CHOCOLATE SPONGE CAKE

  • butter 300 g
  • powdered sugar 180 g
  • egg 150 g
  • egg yolk 240 g
  • egg white 300 g
  • sugar 120 g
  • almond flour 300 g
  • white flour 160 W 120 g
  • dark chocolate 360 g

Add butter and powdered sugar to a covered mixer and whip at medium speed.
When the mixture begins to foam, gradually, add the eggs and yolks that have been mixed previously. At the same time, in a mixer beat the egg whites and the sugar with a fine beater. Sift the almond powder and the flour at least twice. Melt the chocolate at 45°C. With the help of a rubber spatula add the chocolate to the mix, stirring well.
Add a part of egg white and then the flour little by little, alternating small amounts of egg white and the flour, in order to keep the dough always shiny and firm.
Always finish with a bit of egg white. Use a spatula to spread the sponge cake batter to a thickness of 5 mm on a sheet of silicone and bake at 200°C for about 15 minutes with the valve closed.
Cool and stop the cooking in the blast freezer.

MANDARIN MOUSSE

  • mandarin orange pulp 300 g
  • mandarin peel 5 g
  • gelatin 15 g
  • cold water for gelatin 75 g
  • 35% cream whipped until glossy 750 g

In a saucepan heat the mandarin pulp and the rind to 30°C. Add the previously rehydrated and dissolved gelatin and mix well with a whisk. With the help of a spatula fold in the cream, stirring from bottom to top so as not to deflate the mousse.

CHOCOLATE MOUSSE

  • pastry cream 250 g
  • Extra Bitter Guayaquil dark chocolate 250 g
  • cream 35% fat whipped until shiny 500 g

Put the pastry cream in a bowl and heat in the microwave until it reaches 30°C. At the same time melt the chocolate at 45°C and mix with the high speed immersion blender for 2 minutes.
Add the cream, stirring gently with a rubber spatula from the bottom up so as not to deflate the mousse.
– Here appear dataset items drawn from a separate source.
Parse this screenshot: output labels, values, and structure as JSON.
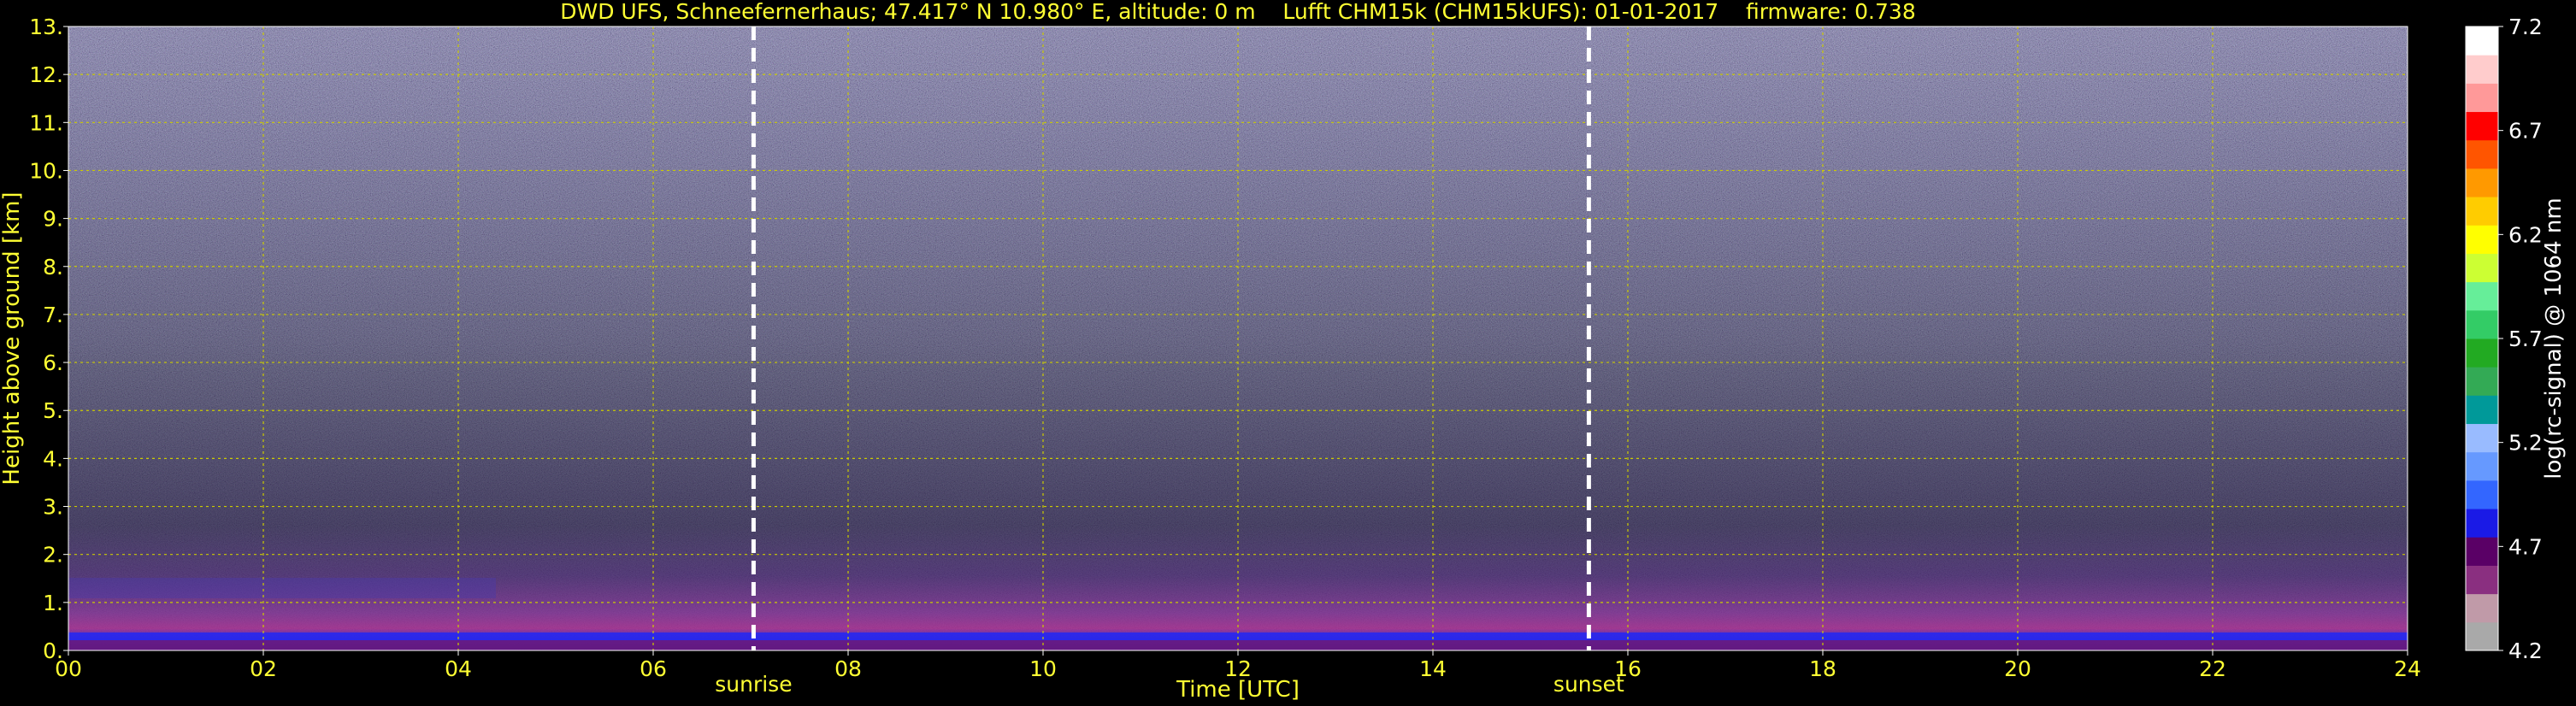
{
  "chart_data": {
    "type": "heatmap",
    "title": "DWD UFS, Schneefernerhaus; 47.417° N 10.980° E, altitude: 0 m    Lufft CHM15k (CHM15kUFS): 01-01-2017    firmware: 0.738",
    "xlabel": "Time [UTC]",
    "ylabel": "Height above ground [km]",
    "xlim": [
      0,
      24
    ],
    "ylim": [
      0,
      13
    ],
    "xticks": [
      "00",
      "02",
      "04",
      "06",
      "08",
      "10",
      "12",
      "14",
      "16",
      "18",
      "20",
      "22",
      "24"
    ],
    "yticks": [
      "0.",
      "1.",
      "2.",
      "3.",
      "4.",
      "5.",
      "6.",
      "7.",
      "8.",
      "9.",
      "10.",
      "11.",
      "12.",
      "13."
    ],
    "grid": true,
    "markers": [
      {
        "label": "sunrise",
        "x": 7.03
      },
      {
        "label": "sunset",
        "x": 15.6
      }
    ],
    "colorbar": {
      "label": "log(rc-signal) @ 1064 nm",
      "range": [
        4.2,
        7.2
      ],
      "ticks": [
        "4.2",
        "4.7",
        "5.2",
        "5.7",
        "6.2",
        "6.7",
        "7.2"
      ]
    }
  },
  "colors": {
    "text": "#ffff33",
    "grid": "#cccc00",
    "background": "#000000",
    "marker": "#ffffff",
    "colormap": [
      "#a9a9a9",
      "#c09aa8",
      "#8a2f80",
      "#5a0066",
      "#1a1ae6",
      "#3366ff",
      "#6699ff",
      "#99bbff",
      "#009999",
      "#33aa55",
      "#22aa22",
      "#33cc66",
      "#66ee99",
      "#ccff33",
      "#ffff00",
      "#ffcc00",
      "#ff9900",
      "#ff5500",
      "#ff0000",
      "#ff9999",
      "#ffcccc",
      "#ffffff"
    ]
  }
}
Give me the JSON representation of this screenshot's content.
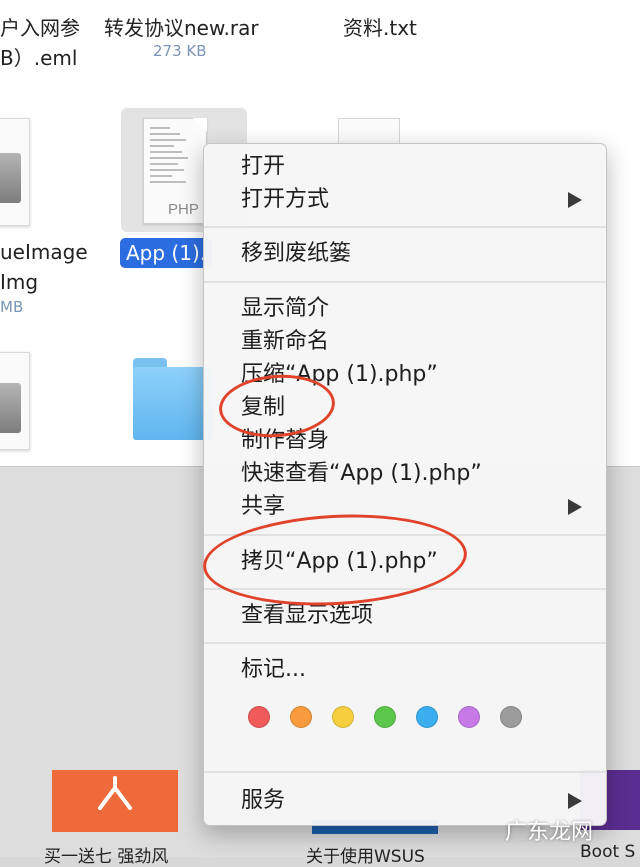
{
  "finder": {
    "files_top": [
      {
        "name_line1": "户入网参",
        "name_line2": "B）.eml"
      },
      {
        "name": "转发协议new.rar",
        "size": "273 KB"
      },
      {
        "name": "资料.txt"
      }
    ],
    "file_left_mid": {
      "name_line1": "ueImage",
      "name_line2": "Img",
      "size": "MB"
    },
    "selected_file": {
      "name": "App (1).",
      "type_tag": "PHP"
    }
  },
  "context_menu": {
    "items": [
      {
        "label": "打开"
      },
      {
        "label": "打开方式",
        "submenu": true
      },
      {
        "label": "移到废纸篓"
      },
      {
        "label": "显示简介"
      },
      {
        "label": "重新命名"
      },
      {
        "label": "压缩“App (1).php”"
      },
      {
        "label": "复制"
      },
      {
        "label": "制作替身"
      },
      {
        "label": "快速查看“App (1).php”"
      },
      {
        "label": "共享",
        "submenu": true
      },
      {
        "label": "拷贝“App (1).php”"
      },
      {
        "label": "查看显示选项"
      },
      {
        "label": "标记..."
      },
      {
        "label": "服务",
        "submenu": true
      }
    ],
    "tag_colors": [
      "#f05a5a",
      "#f79b3c",
      "#f6cf3e",
      "#5cc84b",
      "#3aaeef",
      "#c77ae6",
      "#9c9c9c"
    ]
  },
  "background": {
    "bottom_labels": [
      "买一送七 强劲风",
      "关于使用WSUS",
      "Boot S"
    ]
  },
  "annotations": {
    "highlight_color": "#e0432a"
  },
  "watermark": "广东龙网"
}
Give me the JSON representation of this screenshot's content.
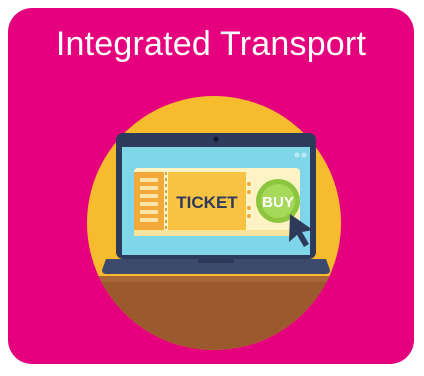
{
  "tile": {
    "title": "Integrated Transport",
    "background_color": "#e5007e"
  },
  "illustration": {
    "ticket_label": "TICKET",
    "buy_label": "BUY",
    "icon_names": [
      "laptop-icon",
      "ticket-icon",
      "buy-button-icon",
      "cursor-icon"
    ],
    "colors": {
      "circle": "#f6bc2e",
      "desk": "#9b5a2d",
      "laptop_frame": "#2e3a5a",
      "screen": "#7fd6e8",
      "ticket": "#fdf3c4",
      "stub": "#f3a93a",
      "buy": "#8cc63f",
      "cursor": "#2e3a5a"
    }
  }
}
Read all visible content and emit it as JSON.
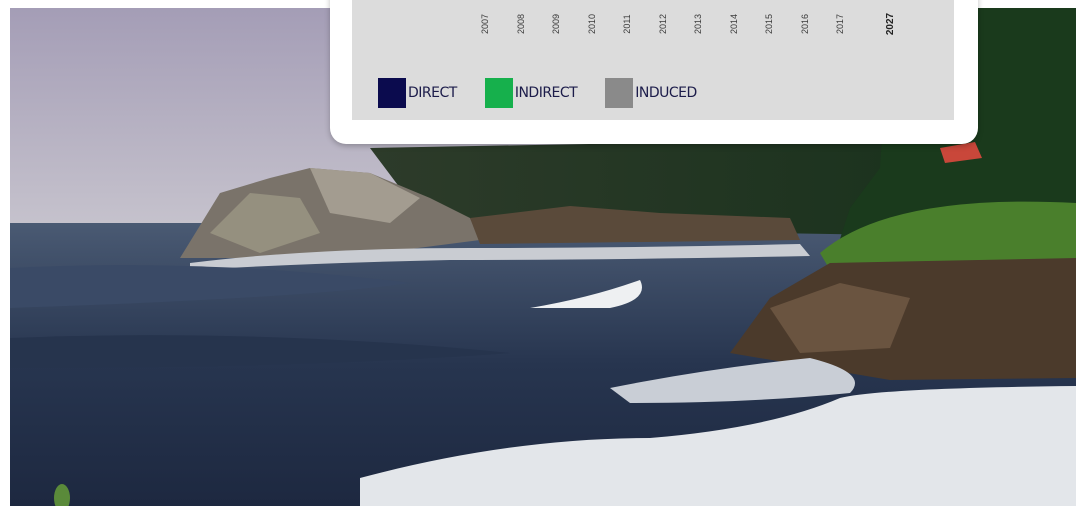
{
  "chart_data": {
    "type": "bar",
    "title": "",
    "xlabel": "",
    "ylabel": "",
    "categories": [
      "2007",
      "2008",
      "2009",
      "2010",
      "2011",
      "2012",
      "2013",
      "2014",
      "2015",
      "2016",
      "2017",
      "2027"
    ],
    "highlight_category": "2027",
    "series": [
      {
        "name": "DIRECT",
        "color": "#0b0b4e"
      },
      {
        "name": "INDIRECT",
        "color": "#16b04c"
      },
      {
        "name": "INDUCED",
        "color": "#8a8a8a"
      }
    ],
    "legend_position": "bottom-left",
    "grid": false
  },
  "background": {
    "image": "coastal-lighthouse-photo",
    "colors": {
      "sky": "#b9b3c4",
      "sea": "#2b3a55",
      "surf": "#e8ebee",
      "grass": "#3f7a2a",
      "rock": "#4a3a2c"
    }
  }
}
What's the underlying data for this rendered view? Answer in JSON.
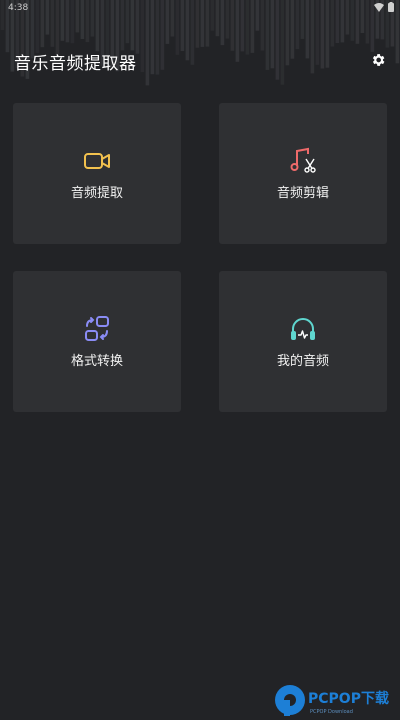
{
  "status_bar": {
    "time": "4:38"
  },
  "header": {
    "title": "音乐音频提取器",
    "settings_icon": "gear-icon"
  },
  "features": [
    {
      "label": "音频提取",
      "icon": "video-camera-icon",
      "color": "#f2c14e"
    },
    {
      "label": "音频剪辑",
      "icon": "music-scissors-icon",
      "color": "#ef6a6a"
    },
    {
      "label": "格式转换",
      "icon": "format-convert-icon",
      "color": "#8a8cf5"
    },
    {
      "label": "我的音频",
      "icon": "headphones-icon",
      "color": "#5fd6cf"
    }
  ],
  "watermark": {
    "brand": "PCPOP下载",
    "sub": "PCPOP Download"
  },
  "colors": {
    "background": "#222326",
    "card": "#2f3033"
  }
}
Pour into a pastry bag.

COCOA SABLÉE

  • butter 82% fat 360 g
  • vanilla pod 1\2
  • mandarin peel 1 g
  • salt 1.6 g
  • egg 40 g
  • white flour 160 W 320 g
  • cocoa 22-24% 60 g
  • powdered sugar 160 g

In the bowl of a planetary machine equipped with a shield, at the first speed mix the cocoa with the butter at room temperature, the vanilla, the tangerine peel, the sugar, and the flour to create a sablée. Add the sugar. Finally add the salt.
Cover the sablée dough with plastic wrap and let it cool in the refrigerator for about 12 hours.
With the help of a roller spread to a thickness of 2 mm. Bake at 160°C for about 12-15 minutes with the valve open. Cool and store in the refrigerator.

SweetMood18-Triangle-11

CHOCOLATE CREAM

  • fresh milk 250 g
  • vanilla pod 1\2
  • sugar 70 g
  • rice starch 30 g
  • egg yolk 75 g
  • dark chocolate 70% 200 g

Bring the milk to a boil with the vanilla pod. Mix the egg yolks with the vanilla seeds, starch, and sugar with a whisk. Pour the boiled filtered milk over the egg yolks, continuing to mix with the whisk. Cook in a bain-marie until the cream thickens.
Pour over the chocolate and mix with the immersion blender at a high speed for 3 minutes.

GIANDUIA GLAZE

  • vanilla pod 1
  • cream 1125 g
  • inverted sugar 160 g
  • sugar 135 g
  • glucose 62 DE 160 g
  • cocoa 22-24% 65 g
  • powdered gelatin 37.5 g
  • water for gelatin 185 g
  • hazelnut paste 135 g
  • Ghana milk chocolate 450 g

In a non-stick pan, heat the cream, sugars, and vanilla to 70°C. Add the sifted cocoa and bring to a boil. Filter the mix and pour over chopped chocolate and hazelnut paste. Mix for one minute with the high-speed immersion blender.
Once the mixture is below 70°C add the rehydrated gelatin. Cover with plastic touching the mixture and allow to cool in the refrigerator for 24 hours. Use at a temperature of 35-36°C.

ASSEMBLY

Proceeding backwards, insert the different components of the cake following the indications of the composition.
When layering, be careful not to let the lower part of the cake harden too much to prevent frost from ruining the different levels.
Finish with the glaze. The finish is very accurate and highly professional.